Mike Basca

Profile
- Position: Halfback

Personal information
- Born: December 4, 1917 Phoenixville, Pennsylvania, U.S.
- Died: November 11, 1944 (aged 26) Obreck, German-occupied France

Career information
- College: Villanova

Career history
- Philadelphia Eagles (1941);

Awards and highlights
- Second-team All-Eastern (1939);
- Stats at Pro Football Reference

Other information
- Allegiance: United States
- Branch: U.S. Army
- Service years: 1941–1944
- Rank: Corporal
- Unit: 4th Armored Division
- Conflicts: World War II Western Front Western Allied invasion of France †; ;

= Mike Basca =

American football player (1917–1944)

Michael Martin "Mike” Basca (December 4, 1917 – November 11, 1944) was an American professional football player who was a halfback in the National Football League (NFL). He played one season for the Philadelphia Eagles (1941) after attending Villanova University.

==Biography==
Basca and his brothers enlisted for World War II military service in the United States Army after the attack on Pearl Harbor. In 1942, he was a member of Robert Neyland's All-Army football team that played against NFL teams in fundraising games.
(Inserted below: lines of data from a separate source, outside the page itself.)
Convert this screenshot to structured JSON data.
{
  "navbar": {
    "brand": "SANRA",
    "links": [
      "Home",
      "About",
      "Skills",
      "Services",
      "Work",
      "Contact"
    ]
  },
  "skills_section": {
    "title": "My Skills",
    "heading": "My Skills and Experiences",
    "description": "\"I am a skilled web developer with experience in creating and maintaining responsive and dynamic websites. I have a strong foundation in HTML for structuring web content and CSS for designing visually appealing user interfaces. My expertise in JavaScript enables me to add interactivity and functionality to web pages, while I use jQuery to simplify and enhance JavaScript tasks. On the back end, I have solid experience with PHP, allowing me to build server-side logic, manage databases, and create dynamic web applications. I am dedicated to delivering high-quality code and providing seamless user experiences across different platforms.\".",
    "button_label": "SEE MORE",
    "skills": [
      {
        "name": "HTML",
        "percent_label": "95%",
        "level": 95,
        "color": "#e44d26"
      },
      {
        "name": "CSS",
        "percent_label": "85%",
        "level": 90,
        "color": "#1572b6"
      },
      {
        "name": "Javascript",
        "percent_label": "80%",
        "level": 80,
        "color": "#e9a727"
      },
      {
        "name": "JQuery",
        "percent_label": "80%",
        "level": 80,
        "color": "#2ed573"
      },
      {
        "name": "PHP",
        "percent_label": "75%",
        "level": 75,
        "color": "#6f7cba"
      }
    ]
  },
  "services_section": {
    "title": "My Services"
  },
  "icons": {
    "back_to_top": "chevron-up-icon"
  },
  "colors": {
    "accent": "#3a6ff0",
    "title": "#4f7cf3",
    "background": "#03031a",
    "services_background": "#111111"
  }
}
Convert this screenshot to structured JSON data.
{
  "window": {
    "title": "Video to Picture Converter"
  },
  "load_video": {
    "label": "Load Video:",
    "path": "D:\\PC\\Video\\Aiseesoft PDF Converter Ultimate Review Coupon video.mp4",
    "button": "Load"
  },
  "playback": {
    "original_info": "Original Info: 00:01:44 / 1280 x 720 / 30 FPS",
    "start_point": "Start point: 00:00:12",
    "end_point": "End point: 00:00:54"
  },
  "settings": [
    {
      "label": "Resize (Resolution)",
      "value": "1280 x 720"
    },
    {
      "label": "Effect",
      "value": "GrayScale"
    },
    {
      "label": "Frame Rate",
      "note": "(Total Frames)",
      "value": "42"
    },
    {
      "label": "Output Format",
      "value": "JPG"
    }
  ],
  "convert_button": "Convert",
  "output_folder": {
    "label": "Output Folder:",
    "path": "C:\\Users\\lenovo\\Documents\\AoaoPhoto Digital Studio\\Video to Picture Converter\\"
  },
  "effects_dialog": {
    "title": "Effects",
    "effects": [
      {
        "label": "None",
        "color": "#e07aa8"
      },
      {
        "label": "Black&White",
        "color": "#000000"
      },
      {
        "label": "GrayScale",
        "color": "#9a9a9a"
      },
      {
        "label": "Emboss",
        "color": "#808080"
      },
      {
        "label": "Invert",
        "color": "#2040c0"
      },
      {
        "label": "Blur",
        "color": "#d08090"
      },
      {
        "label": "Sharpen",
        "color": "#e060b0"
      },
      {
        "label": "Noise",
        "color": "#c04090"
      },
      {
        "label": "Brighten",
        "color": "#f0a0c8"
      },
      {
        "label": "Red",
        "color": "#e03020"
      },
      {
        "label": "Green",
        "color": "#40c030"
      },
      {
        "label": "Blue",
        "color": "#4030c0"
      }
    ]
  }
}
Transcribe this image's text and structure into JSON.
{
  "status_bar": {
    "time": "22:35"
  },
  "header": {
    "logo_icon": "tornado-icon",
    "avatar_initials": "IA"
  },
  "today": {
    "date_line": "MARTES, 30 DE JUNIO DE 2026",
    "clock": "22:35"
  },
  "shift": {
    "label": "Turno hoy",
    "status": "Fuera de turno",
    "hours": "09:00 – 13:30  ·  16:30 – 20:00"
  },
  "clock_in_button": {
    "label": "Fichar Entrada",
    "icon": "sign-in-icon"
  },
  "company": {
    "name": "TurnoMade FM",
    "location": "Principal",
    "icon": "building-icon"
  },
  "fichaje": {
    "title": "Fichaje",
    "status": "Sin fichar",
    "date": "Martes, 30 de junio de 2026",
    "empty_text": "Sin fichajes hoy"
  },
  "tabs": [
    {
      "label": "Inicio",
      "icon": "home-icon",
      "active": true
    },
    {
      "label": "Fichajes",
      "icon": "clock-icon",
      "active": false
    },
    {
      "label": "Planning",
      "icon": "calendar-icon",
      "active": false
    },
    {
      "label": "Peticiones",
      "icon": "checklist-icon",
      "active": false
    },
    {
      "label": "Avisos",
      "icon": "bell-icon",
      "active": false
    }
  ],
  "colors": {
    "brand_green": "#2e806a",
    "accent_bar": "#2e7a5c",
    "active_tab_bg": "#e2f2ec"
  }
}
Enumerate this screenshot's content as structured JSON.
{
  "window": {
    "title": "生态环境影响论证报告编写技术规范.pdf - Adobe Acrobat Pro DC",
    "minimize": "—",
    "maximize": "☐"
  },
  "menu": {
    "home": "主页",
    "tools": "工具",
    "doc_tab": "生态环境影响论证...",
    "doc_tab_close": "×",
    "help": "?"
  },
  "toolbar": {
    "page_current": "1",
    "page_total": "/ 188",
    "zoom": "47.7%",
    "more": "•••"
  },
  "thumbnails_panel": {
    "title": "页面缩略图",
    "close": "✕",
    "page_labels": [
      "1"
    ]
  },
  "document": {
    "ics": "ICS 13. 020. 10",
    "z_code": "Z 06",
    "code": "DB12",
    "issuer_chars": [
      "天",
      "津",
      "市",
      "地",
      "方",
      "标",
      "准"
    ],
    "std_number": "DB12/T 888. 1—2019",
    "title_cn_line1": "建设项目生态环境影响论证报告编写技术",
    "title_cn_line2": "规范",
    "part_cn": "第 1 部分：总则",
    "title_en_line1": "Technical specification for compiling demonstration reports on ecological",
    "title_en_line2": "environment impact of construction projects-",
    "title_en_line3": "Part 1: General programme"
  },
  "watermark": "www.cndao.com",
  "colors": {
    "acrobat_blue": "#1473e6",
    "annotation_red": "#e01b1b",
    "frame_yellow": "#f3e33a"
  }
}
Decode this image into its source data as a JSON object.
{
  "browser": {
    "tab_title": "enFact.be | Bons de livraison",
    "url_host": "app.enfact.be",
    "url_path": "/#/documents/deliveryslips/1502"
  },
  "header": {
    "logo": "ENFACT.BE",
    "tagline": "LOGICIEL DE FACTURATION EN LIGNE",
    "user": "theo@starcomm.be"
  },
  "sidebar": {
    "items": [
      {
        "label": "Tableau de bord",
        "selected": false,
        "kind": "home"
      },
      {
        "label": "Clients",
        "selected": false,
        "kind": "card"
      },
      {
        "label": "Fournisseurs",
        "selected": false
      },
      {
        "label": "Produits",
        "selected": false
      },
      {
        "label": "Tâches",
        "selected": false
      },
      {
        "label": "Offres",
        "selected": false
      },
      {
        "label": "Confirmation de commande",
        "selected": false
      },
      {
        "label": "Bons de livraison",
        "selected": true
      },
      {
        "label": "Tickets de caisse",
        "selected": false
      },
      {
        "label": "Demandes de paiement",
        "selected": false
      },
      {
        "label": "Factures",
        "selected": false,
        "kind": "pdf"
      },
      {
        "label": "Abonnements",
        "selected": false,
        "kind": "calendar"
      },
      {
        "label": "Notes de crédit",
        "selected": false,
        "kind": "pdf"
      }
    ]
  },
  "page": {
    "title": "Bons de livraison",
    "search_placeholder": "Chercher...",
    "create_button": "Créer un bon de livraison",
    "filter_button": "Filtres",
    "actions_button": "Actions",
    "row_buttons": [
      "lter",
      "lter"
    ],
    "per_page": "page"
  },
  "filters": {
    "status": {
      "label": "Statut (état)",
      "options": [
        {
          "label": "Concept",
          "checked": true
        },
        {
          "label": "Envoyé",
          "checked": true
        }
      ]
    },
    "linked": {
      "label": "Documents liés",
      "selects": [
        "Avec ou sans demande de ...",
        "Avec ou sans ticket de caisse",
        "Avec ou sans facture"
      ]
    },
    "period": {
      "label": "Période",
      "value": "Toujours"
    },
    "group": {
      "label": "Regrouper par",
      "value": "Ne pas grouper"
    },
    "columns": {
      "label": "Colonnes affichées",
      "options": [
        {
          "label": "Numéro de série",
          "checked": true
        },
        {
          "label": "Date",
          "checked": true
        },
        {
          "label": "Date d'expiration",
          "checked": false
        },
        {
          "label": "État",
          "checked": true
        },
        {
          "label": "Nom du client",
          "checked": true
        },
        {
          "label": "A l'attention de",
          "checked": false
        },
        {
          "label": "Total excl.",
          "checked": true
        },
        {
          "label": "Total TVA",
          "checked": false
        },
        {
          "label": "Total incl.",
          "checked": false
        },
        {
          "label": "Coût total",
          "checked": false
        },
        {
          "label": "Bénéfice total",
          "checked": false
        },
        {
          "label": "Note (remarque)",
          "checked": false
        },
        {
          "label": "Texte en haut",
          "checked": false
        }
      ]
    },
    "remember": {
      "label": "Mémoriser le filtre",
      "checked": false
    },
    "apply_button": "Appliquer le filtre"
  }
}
Assigned as a tank commander, he served in the 4th Armored Division in Europe and participated in the Normandy landings, where he landed on Utah Beach. The 4th helped lead the Third Army through Europe.

==Death and legacy==
On November 11, 1944, Basca was killed instantly when his tank was struck by a German 88-millimeter anti-tank round after four months in combat.

A year after his death, the Eagles honored Basca prior to their game against the New York Giants.

His body was returned to Pennsylvania in 1948 and arrived nine days after the Eagles won the 1948 NFL Championship Game. He is currently honored in the Football's Wartime Heroes display at the Pro Football Hall of Fame.